We agree to advance all expenses in the litigation, which means that you are not liable or responsible to pay any of the expenses of the action, whether attorneys’ fees or costs. Regardless of the result, we will never ask you to directly pay for any attorneys’ fees or costs. Should we obtain a favorable result, you authorize us to ask the court to award us compensation or seek reimbursement of expenses and up to one-third of any monetary class fund, or to negotiate and obtain a fee amount from defendants to be paid by the defendants, or its insurer or successor, but we will never ask you to pay any of the costs of this litigation.

As the client you are entitled to direct the litigation in any way you deem proper, and may at any time order us to dismiss the case or opt-out. Should you choose to do so, we will never ask you to reimburse us directly for any legal fees or expenses.
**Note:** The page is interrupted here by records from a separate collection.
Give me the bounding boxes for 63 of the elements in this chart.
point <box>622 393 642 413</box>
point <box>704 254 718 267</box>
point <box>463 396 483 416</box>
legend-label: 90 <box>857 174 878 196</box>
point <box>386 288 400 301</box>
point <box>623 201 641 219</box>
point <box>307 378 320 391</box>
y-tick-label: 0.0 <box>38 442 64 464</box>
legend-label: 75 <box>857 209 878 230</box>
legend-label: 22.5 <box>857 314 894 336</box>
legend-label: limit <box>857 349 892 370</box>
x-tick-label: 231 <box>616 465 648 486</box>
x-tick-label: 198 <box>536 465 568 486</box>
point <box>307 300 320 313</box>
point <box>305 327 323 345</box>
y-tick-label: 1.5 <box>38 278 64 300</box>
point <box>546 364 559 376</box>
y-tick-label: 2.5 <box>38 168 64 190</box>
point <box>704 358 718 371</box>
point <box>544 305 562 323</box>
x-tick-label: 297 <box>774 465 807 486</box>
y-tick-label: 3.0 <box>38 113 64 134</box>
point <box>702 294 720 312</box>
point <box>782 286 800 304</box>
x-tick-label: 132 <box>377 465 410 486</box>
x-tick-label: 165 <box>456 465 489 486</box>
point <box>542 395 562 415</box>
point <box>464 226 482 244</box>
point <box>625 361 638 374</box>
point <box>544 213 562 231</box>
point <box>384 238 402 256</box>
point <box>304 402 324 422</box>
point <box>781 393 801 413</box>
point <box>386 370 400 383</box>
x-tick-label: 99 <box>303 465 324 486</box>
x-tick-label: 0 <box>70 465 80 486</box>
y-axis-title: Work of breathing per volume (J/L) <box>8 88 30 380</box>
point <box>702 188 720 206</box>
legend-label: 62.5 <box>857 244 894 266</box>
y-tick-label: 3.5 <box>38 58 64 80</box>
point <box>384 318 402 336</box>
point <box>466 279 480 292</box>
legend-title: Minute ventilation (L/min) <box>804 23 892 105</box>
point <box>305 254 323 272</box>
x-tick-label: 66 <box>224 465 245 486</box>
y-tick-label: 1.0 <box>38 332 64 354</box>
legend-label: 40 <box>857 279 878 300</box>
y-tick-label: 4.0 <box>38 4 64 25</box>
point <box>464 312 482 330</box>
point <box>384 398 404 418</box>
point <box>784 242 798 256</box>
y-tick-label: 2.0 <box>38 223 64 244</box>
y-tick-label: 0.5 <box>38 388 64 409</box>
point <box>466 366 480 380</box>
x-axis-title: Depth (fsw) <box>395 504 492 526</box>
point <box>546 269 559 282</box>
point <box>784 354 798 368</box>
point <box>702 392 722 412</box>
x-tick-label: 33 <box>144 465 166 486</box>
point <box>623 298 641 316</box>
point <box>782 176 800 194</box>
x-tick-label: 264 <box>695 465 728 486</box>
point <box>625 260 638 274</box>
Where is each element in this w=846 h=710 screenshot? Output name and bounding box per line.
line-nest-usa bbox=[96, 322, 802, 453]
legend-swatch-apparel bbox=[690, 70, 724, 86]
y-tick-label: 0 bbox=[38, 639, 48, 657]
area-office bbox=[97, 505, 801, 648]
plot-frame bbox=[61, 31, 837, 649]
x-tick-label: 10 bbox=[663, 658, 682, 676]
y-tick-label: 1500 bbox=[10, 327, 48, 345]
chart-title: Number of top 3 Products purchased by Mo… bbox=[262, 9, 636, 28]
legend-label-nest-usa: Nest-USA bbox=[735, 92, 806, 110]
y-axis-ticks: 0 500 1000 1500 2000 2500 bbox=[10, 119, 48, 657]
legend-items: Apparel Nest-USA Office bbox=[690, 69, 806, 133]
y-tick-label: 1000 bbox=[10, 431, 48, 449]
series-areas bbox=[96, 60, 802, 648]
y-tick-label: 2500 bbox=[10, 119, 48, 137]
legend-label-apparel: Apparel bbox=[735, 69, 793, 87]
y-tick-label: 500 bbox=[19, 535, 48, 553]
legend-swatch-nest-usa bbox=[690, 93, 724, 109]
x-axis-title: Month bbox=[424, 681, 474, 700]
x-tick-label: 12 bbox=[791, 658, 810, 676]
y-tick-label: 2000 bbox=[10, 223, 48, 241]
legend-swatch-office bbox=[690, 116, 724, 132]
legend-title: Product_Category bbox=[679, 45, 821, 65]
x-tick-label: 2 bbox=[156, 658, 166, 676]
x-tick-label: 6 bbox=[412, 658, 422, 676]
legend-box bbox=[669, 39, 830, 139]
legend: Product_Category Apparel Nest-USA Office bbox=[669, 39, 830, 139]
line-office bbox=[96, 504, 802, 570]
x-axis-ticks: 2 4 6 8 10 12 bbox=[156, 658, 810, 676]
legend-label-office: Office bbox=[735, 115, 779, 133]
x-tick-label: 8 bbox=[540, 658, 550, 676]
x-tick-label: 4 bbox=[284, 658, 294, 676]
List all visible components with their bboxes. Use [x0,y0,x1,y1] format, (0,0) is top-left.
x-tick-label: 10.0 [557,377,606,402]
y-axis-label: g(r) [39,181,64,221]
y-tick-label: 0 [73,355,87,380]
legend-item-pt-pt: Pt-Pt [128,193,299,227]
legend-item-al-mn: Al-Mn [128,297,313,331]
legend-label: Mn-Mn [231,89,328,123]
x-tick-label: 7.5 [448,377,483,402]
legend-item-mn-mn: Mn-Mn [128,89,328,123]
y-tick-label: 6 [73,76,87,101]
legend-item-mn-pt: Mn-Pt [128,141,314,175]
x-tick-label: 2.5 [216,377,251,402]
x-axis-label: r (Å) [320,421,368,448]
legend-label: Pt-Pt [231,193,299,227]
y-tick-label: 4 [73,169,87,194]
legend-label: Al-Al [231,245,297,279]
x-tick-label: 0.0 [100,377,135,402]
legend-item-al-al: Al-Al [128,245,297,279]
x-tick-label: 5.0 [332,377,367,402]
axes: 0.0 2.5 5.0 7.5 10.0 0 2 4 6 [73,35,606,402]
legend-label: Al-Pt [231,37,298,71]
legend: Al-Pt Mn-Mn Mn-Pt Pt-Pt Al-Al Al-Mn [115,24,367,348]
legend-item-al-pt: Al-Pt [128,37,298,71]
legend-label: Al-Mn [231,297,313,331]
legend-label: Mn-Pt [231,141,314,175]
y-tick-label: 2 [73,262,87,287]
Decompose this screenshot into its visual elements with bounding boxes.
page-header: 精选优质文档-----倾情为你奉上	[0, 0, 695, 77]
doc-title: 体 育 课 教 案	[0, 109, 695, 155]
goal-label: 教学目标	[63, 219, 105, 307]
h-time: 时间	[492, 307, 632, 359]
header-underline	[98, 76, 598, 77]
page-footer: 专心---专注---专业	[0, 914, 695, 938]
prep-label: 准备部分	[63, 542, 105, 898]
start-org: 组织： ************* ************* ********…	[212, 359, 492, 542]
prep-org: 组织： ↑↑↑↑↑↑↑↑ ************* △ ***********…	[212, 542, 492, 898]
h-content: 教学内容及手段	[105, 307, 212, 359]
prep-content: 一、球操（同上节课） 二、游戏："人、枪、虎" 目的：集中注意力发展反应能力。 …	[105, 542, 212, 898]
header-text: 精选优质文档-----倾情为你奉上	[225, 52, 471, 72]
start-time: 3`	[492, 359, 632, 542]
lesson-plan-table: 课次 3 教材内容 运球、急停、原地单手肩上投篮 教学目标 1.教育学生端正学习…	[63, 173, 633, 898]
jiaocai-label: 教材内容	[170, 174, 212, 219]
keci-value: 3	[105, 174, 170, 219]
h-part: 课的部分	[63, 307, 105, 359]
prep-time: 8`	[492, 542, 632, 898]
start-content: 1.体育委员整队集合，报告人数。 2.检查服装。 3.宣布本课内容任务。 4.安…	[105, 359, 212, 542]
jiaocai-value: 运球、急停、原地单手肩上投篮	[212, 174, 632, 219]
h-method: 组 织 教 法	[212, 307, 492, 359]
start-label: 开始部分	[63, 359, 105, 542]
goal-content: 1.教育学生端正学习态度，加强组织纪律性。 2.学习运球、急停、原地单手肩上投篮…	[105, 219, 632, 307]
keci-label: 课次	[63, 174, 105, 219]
During the course of this litigation, you authorize us to employ, share work and/or fees with other attorneys or law firms to prosecute your case.

We look forward to representing you in this case.

Sincerely,

Juan E. Monteverde, Esq.

AGREED: Sign Name

Signed pursuant to California Civil Code Section 1633. 1, et seq. – Uniform Electronic Transactions Act as adopted by the various states and territories of the United States.